Wether Android functions differently than iOS or is more exposed to Google than iOS has nothing to do with our discussion.
You repeatedly made the claim that google gets no private data or personal identifiable data form being the default search in iOS.
In specific you said:
"Apple isn’t selling user data to Google because Google gets no user identifying information."
This is wrong. IP Address and aggregated non identifying information, especially when combined with advanced fingerprinting techniques, correlation attacks and machine learning, are personal identifiable data. Apple has no proxy to obfuscates or filter the data exchange between google and iOS devices in any way.
"Apple makes Google the default search, not browser. As in, I type something into the Safari address bar and it performs a search Apple controls what data gets sent to Google. This is not the same as if I loaded google.com into a browser and did a search from there."

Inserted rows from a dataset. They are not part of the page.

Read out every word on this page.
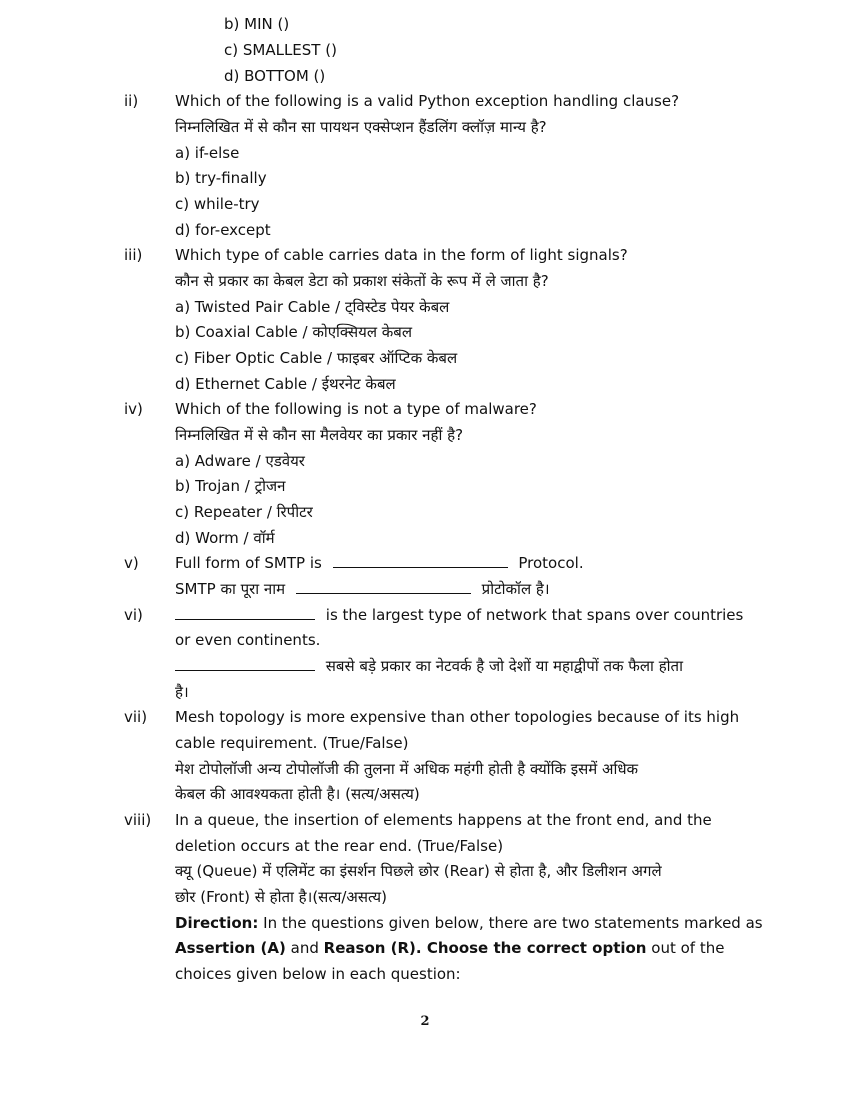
b) MIN ()
c) SMALLEST ()
d) BOTTOM ()
ii) Which of the following is a valid Python exception handling clause?
निम्नलिखित में से कौन सा पायथन एक्सेप्शन हैंडलिंग क्लॉज़ मान्य है?
a) if-else
b) try-finally
c) while-try
d) for-except
iii) Which type of cable carries data in the form of light signals?
कौन से प्रकार का केबल डेटा को प्रकाश संकेतों के रूप में ले जाता है?
a) Twisted Pair Cable / ट्विस्टेड पेयर केबल
b) Coaxial Cable / कोएक्सियल केबल
c) Fiber Optic Cable / फाइबर ऑप्टिक केबल
d) Ethernet Cable / ईथरनेट केबल
iv) Which of the following is not a type of malware?
निम्नलिखित में से कौन सा मैलवेयर का प्रकार नहीं है?
a) Adware / एडवेयर
b) Trojan / ट्रोजन
c) Repeater / रिपीटर
d) Worm / वॉर्म
v) Full form of SMTP is	Protocol.
SMTP का पूरा नाम	प्रोटोकॉल है।
vi)	is the largest type of network that spans over countries
or even continents.
सबसे बड़े प्रकार का नेटवर्क है जो देशों या महाद्वीपों तक फैला होता
है।
vii) Mesh topology is more expensive than other topologies because of its high
cable requirement. (True/False)
मेश टोपोलॉजी अन्य टोपोलॉजी की तुलना में अधिक महंगी होती है क्योंकि इसमें अधिक
केबल की आवश्यकता होती है। (सत्य/असत्य)
viii) In a queue, the insertion of elements happens at the front end, and the
deletion occurs at the rear end. (True/False)
क्यू (Queue) में एलिमेंट का इंसर्शन पिछले छोर (Rear) से होता है, और डिलीशन अगले
छोर (Front) से होता है।(सत्य/असत्य)
Direction: In the questions given below, there are two statements marked as
Assertion (A) and Reason (R). Choose the correct option out of the
choices given below in each question:
2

I just tested this on iOS Safari in a remote debug session. Address bar browser search and google website search produce the exact same request headers, there is no difference in the amount of information exchanged with google.
Your claim is wrong and i really wonder, do you just make this stuff up? Where do you get your information?
"Google will absolutely pay $9 billion a year for data, even if it’s anonymized."
See above, the data is not anonymized.
Last edited:
No what he’s not buying is Apple stopping work on end to end encryption because of the FBI or other law enforcement. Apple hasn’t commented on this story. We have no idea if it’s true. Considering how many people use iCloud for backups it’s not a simple thing to do. One would assume this encryption key would need to be separate from your Apple ID password and just for iCloud backups. What happens when grandma with an iPad forgets her encryption key/password and then wonders why she can’t just get a new password and get her data back. This is all much easier said than done.
Good reply. I was looking at this strictly from the perspective of what has been done, not if they are still pursuing this and factoring that into the several articles I have read about this. The thought regarding non-recoverable data in the event of a password / key issue is pretty rough. I would imagine the majority of iDevice users leave the default iCloud backup active.
iMazing gives you a similar option I guess with automatic Wi-Fi backups, as it allows backing up to NAS, but not sure if this is what you are looking for.